CERVO Brain Research Center, Québec, Québec, Canada.
Physics Department, Université Laval, Québec, Québec, Canada.
Biomed Phys Eng Express. 2024 Sep 13;10(6). doi: 10.1088/2057-1976/ad72f9.
Some pathologies such as cancer and dementia require multiple imaging modalities to fully diagnose and assess the extent of the disease. Magnetic resonance imaging offers this kind of polyvalence, but examinations take time and can require contrast agent injection. The flexible synthesis of these imaging sequences based on the available ones for a given patient could help reduce scan times or circumvent the need for contrast agent injection. In this work, we propose a deep learning architecture that can perform the synthesis of all missing imaging sequences from any subset of available images. The network is trained adversarially, with the generator consisting of parallel 3D U-Net encoders and decoders that optimally combines their multi-resolution representations with a fusion operation learned by an attention network trained conjointly with the generator network. We compare our synthesis performance with 3D networks using other types of fusion and a comparable number of trainable parameters, such as the mean/variance fusion. In all synthesis scenarios except one, the synthesis performance of the network using attention-guided fusion was better than the other fusion schemes. We also inspect the encoded representations and the attention network outputs to gain insights into the synthesis process, and uncover desirable behaviors such as prioritization of specific modalities, flexible construction of the representation when important modalities are missing, and modalities being selected in regions where they carry sequence-specific information. This work suggests that a better construction of the latent representation space in hetero-modal networks can be achieved by using an attention network.

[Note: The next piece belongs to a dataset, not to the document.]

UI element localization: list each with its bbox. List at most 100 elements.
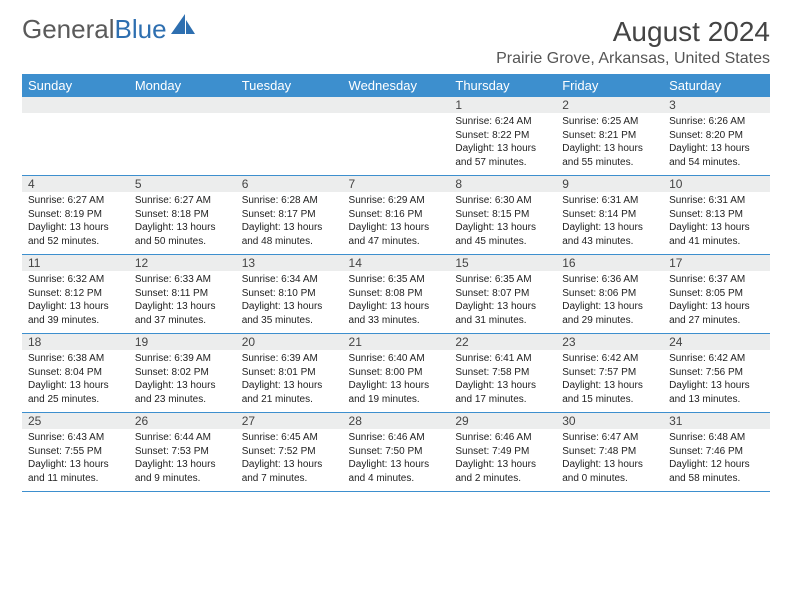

一些病理学,如癌症和痴呆症,需要多种成像方式来全面诊断和评估疾病的严重程度。磁共振成像提供了这种多功能性,但检查需要时间,并且可能需要注射造影剂。基于给定患者可用的成像序列,灵活地合成这些成像序列,可以帮助减少扫描时间或避免使用造影剂。在这项工作中,我们提出了一种深度学习架构,可以从任何可用图像的子集合成所有缺失的成像序列。该网络通过对抗性训练,生成器由并行的 3D U-Net 编码器和解码器组成,它们通过注意力网络学习的融合操作,最佳地组合它们的多分辨率表示,该注意力网络与生成器网络一起训练。我们将我们的合成性能与使用其他融合类型和可比数量的可训练参数(如均值/方差融合)的 3D 网络进行了比较。在除一种情况外的所有合成场景中,使用注意力引导融合的网络的合成性能都优于其他融合方案。我们还检查了编码表示和注意力网络的输出,以深入了解合成过程,并揭示了一些理想的行为,如对特定模态的优先级、在重要模态缺失时灵活构建表示、以及在携带序列特定信息的区域中选择模态。这项工作表明,通过使用注意力网络,可以在异模态网络中更好地构建潜在表示空间。